I can be cranky because now I’m a Mom
Well, the readers have spoken. My Mother’s Day rant it is.
First, before anyone gets offended, I am exceedingly grateful to my own Mom, my fabulous grandmothers, my aunts, my great-grandma (who I had the privilege of knowing until junior high), my mother-in-law, and all sorts of other women in my life. Often, I forget to send them cards, but this is just because I’m unorganized. Oh, and also, if you go to my church, in spite of this rant, I would still encourage you to participate in the Youth Group Mother’s Day Carnation fundraiser. I know that’s inconsistent, but I’m a postmodern woman.
Even though I love my Mom, when it comes to Mother’s Day, and especially Mother’s Day and church, I get a little cranky.
Heidi, you nailed it. This is one of the holidays when my cranky-inner-Calvinist surfaces. You see, good old JC # 2 (John Calvin: Jesus Christ would be JC # 1) was none too keen on the way that holidays often invaded church. I’d say the whole uber-Calvinist frowning on the liturgical calendar thing was a little much. But the secular holidays are a different story. I’m not discriminating against mothers. Father’s Day, Fourth of July, Memorial Day, Labor Day, Superbowl Sunday (I give a little pass to Thanksgiving since we need to thank SOMEONE for the the semantics of the day to work correctly, and to MLK Day since that man was a preacher).

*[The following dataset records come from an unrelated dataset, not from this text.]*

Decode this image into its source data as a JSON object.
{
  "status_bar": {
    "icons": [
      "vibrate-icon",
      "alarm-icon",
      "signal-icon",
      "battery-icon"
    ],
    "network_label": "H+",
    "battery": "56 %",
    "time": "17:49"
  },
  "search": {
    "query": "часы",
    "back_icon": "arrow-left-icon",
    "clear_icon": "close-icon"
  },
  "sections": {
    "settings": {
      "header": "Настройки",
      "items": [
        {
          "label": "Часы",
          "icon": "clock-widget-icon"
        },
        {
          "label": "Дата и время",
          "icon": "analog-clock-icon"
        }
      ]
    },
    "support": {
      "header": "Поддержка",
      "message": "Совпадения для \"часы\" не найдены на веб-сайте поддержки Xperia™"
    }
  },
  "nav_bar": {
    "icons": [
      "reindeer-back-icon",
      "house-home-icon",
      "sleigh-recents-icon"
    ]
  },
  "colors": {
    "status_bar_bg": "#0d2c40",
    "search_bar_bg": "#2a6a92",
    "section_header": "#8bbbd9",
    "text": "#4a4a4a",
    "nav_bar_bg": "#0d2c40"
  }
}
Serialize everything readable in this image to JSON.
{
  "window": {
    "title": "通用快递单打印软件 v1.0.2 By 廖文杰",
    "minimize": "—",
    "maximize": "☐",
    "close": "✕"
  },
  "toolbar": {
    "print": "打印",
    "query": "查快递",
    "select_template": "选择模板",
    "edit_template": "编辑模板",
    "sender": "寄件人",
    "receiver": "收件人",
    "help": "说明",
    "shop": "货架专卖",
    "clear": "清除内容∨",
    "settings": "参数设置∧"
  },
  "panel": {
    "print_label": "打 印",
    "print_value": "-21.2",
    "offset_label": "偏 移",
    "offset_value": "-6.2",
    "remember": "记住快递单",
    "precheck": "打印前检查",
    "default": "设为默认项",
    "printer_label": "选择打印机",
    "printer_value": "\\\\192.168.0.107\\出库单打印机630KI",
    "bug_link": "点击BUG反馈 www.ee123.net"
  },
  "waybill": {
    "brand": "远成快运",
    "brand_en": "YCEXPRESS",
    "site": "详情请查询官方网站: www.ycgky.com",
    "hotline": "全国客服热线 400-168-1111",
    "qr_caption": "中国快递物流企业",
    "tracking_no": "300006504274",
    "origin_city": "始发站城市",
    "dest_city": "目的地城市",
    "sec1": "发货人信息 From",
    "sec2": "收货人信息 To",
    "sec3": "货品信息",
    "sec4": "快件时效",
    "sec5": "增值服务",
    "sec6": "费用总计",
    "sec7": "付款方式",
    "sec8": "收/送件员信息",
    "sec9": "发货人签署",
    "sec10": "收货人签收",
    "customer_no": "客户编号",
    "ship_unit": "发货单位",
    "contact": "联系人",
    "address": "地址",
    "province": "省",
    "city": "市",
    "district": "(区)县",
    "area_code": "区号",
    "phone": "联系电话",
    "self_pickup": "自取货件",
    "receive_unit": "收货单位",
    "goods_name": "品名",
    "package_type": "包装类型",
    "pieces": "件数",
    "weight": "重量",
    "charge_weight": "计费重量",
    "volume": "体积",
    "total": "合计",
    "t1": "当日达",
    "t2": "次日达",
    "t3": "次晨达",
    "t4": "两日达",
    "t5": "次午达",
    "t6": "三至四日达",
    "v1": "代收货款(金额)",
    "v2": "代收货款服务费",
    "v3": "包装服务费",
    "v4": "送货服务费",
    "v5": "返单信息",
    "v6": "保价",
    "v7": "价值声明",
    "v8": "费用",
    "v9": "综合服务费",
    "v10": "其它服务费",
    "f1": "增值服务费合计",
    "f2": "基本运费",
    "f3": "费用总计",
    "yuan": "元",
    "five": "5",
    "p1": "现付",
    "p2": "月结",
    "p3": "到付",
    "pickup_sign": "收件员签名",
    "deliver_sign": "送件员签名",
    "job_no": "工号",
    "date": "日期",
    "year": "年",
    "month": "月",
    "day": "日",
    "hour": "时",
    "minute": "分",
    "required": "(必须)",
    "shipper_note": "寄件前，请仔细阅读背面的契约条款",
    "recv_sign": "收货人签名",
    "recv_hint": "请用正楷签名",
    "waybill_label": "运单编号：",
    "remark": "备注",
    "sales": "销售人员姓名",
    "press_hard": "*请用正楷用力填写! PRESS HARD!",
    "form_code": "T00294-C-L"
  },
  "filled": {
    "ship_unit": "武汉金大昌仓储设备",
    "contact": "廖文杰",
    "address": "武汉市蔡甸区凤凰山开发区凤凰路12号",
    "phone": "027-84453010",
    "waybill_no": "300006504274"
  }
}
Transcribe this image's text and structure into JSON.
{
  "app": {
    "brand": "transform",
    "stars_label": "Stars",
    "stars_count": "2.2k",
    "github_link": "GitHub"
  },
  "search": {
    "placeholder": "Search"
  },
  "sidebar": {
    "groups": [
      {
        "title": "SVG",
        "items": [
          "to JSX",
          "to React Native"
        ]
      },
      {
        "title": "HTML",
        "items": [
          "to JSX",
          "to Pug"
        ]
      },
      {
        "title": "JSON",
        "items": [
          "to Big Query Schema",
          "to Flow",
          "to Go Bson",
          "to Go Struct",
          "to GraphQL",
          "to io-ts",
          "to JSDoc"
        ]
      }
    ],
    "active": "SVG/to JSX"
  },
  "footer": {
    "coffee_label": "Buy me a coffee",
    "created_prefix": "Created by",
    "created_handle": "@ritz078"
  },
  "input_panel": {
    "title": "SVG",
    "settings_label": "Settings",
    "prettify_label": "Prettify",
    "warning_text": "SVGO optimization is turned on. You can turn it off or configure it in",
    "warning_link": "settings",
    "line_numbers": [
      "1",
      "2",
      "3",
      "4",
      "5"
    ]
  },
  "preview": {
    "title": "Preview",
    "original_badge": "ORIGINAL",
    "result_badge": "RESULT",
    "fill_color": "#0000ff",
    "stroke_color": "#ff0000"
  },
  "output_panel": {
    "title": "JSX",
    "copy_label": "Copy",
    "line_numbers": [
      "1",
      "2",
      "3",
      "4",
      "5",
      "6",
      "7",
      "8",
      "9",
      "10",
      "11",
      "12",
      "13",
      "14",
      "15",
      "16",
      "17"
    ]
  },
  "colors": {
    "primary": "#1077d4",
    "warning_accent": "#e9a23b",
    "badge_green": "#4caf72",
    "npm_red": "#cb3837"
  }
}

And a little nod to the day is one thing, but when everything is structured around the holiday, I find things a little odd. For one thing, Jesus did mention once or twice that God was our first priority. Sometimes the celebration of motherhood verges into the territory of “in praise of the perfect Mom.” And, honestly, after the near-neglectful state of my mothering yesterday (I just needed some down time…), I’m not sure I could hear that well. My guess is all Moms have days like this. And here’s where things get really uncomfortable: there are always, in a congregation, some people for whom the celebration of motherhood gets painful: loss, broken relationships, infertility, abuse, etc. Have you ever seen the Mother’s Day thing where the kids give carnations to “all the Moms out there” and there’s inevitably one or two women who get left out and wind up teary? (And the solution of “giving all the women” a flower never really did it for me. It was just weird when I wasn’t yet a Mom and I got a flower.
On top of all that, the consumerism of the day just gets to me: buy Mom stuff!! Or, better yet, just let Mom hit the sales on her own.
However, here’s one more disclaimer: since I joined a mainline denomination, I’m just a little more comfortable with Mother’s Day. In more conservative denominations, where there’s often some debate and discomfort around feminine imagery and language for God, there can be this odd disconnect between Mother’s Day and Father’s Day. On Mother’s Day, there’s a focus on that fabulous (and impossible) woman in Proverbs 31. On Father’s Day, you get a good overdose of the God/Father metaphor. But I love, that in the new denomination, I’m hearing more and more of the God/Mother metaphor, and no one comes careening into the pastor’s office loaded for bear after this comparison.
So, go ahead and send your Mom a card, celebrate the day, and, of course, buy your carnations for the youth group fundraiser. BUT, don’t forget to keep God (not your Mom) at the center of your worship service, and be sensitive to the needs of the people in your congregation for whom motherhood if a painful or uncomfortable topic.
(Oh, and Erik: thanks for the silicon baking sheets. They are lovely.)
I hate mother’s day in church. I take it off every year. There is nothing more painful to me than church being yet another place where “real women are mothers.” And that’s just my thing…there are also the one abused or abandoned by their mothers, the women who miscarry, the women whose mothers have died. We are so, so, so, sensitive in church about everything else. But mother’s day seems to be the day when we think it’s okay to trample on people. Father’s day becomes dad and God the father. But mother’s day? Argh. let me go back to my coccoon.